Özdemir weiter: "Deshalb braucht es endlich mehrsprachige öffentlich-rechtliche Angebote, in denen dann beispielsweise auch über Corona informiert werden kann, um Falschmeldungen und Gerüchten etwas entgegenzusetzen."
Vor dem Integrationsgipfel an diesem Dienstag im Kanzleramt warb Özdemir für "bundesweite mehrsprachige Corona-Hotlines und eine schnelle Werbe- und Infokampagne mit Promis und Medizinern in den entsprechenden Sprachen", damit sich herumspreche, "wie man sich wirkungsvoll schützt und was es mit dem Impfen und den Impfstoffen auf sich hat". Auch Bundeskanzlerin Angela Merkel (CDU) sei gefragt: "Warum wendet sich die Bundeskanzlerin beispielsweise nicht mal auf Russisch an die russischsprachige Community?", fragte Özdemir.

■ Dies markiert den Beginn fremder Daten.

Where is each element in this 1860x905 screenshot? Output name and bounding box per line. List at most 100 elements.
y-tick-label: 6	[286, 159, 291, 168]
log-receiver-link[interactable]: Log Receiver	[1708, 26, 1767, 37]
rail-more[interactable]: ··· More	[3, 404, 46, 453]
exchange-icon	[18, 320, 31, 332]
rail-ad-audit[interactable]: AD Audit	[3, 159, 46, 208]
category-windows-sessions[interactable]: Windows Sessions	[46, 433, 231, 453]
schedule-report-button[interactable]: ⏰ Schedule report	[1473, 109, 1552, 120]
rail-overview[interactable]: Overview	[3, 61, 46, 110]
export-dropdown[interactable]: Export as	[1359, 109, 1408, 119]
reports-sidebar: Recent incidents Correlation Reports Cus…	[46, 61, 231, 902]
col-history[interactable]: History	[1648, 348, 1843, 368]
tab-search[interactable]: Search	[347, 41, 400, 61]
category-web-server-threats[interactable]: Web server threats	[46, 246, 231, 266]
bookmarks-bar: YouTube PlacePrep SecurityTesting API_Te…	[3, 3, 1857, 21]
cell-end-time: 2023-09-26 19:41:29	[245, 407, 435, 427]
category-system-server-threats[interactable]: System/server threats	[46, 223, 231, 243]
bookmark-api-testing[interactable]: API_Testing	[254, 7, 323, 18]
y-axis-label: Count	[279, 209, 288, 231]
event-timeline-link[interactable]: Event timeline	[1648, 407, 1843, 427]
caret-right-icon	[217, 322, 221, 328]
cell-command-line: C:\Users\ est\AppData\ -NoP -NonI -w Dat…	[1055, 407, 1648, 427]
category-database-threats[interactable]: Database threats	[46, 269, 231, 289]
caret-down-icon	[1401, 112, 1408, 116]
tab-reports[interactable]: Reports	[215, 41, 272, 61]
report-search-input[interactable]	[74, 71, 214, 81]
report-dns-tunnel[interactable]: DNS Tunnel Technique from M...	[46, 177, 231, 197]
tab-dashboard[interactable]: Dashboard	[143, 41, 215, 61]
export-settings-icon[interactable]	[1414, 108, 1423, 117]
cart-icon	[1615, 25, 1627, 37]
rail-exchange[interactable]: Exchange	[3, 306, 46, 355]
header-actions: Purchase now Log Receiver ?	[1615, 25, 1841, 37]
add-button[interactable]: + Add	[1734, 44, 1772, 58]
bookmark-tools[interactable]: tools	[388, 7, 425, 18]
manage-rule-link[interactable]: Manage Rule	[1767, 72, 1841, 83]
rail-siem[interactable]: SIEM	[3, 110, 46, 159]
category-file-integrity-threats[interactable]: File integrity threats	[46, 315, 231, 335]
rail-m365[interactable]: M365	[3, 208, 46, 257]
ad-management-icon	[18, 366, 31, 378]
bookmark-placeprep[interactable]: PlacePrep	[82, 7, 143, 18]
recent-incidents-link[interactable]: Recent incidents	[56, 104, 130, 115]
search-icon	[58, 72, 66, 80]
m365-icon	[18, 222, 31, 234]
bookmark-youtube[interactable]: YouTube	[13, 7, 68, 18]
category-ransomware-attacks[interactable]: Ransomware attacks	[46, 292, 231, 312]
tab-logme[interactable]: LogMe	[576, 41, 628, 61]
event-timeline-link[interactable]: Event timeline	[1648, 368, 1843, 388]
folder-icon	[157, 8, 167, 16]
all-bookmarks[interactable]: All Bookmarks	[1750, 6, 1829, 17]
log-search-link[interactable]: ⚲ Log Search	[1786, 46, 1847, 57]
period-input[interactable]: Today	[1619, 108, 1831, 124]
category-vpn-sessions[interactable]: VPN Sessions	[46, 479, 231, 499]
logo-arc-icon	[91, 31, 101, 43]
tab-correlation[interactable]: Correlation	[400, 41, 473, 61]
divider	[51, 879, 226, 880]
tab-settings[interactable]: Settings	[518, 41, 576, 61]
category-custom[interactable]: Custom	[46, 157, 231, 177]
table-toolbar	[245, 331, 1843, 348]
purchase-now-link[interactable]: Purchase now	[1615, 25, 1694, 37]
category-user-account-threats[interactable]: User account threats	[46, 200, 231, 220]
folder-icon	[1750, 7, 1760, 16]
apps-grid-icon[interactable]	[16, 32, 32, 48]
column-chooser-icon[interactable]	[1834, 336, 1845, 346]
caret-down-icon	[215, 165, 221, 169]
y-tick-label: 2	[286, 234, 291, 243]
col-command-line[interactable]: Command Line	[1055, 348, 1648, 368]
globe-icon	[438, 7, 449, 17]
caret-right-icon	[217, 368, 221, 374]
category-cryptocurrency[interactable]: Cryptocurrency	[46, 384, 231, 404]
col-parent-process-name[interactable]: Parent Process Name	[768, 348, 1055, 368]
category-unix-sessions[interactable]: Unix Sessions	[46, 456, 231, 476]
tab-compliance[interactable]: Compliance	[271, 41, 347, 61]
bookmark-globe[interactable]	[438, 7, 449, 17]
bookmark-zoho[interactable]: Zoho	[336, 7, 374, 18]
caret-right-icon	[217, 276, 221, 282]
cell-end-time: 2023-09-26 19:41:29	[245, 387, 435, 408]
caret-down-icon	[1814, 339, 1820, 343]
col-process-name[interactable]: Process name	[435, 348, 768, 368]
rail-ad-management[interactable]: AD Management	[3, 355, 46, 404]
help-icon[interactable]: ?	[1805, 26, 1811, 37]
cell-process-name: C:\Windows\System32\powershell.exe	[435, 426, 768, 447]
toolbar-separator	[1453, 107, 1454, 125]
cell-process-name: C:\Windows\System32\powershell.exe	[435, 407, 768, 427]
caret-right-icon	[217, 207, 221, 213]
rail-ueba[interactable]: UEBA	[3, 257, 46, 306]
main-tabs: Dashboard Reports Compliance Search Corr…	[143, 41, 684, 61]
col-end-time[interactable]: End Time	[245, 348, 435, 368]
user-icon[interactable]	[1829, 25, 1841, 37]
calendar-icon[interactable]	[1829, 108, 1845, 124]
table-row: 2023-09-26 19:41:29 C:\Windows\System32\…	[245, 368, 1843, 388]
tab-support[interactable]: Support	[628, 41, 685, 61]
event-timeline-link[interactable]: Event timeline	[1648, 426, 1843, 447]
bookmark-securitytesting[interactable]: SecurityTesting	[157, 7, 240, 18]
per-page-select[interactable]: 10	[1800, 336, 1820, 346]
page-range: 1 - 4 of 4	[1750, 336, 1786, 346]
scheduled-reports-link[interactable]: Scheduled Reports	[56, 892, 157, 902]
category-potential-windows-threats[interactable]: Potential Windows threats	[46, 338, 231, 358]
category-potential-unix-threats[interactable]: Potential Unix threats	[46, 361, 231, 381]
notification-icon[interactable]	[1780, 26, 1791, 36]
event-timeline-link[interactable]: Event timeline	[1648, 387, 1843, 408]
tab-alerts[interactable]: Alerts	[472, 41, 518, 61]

Der Grünen-Abgeordnete reagierte auf Schilderungen von Medizinern, wonach auf manchen Intensivstationen besonders viele Corona-Patienten mit Migrationshintergrund behandelt werden. Das Thema dürfe nicht länger tabuisiert werden, sagte Özdemir. "Es sind viele Faktoren, die zusammenkommen: Covid trifft die Ärmeren härter, und es ist kein Geheimnis, dass davon viele einen Migrationshintergrund haben", sagte er und erklärte: "Sie haben die Jobs, die sich nicht im Homeoffice ausführen lassen, sie leben in beengten Wohnverhältnissen mit mehreren Generationen unter einem Dach. Aber es gibt eben auch eine Informationslücke und leider hier und da auch Ignoranz gegenüber der Gefährlichkeit der Pandemie."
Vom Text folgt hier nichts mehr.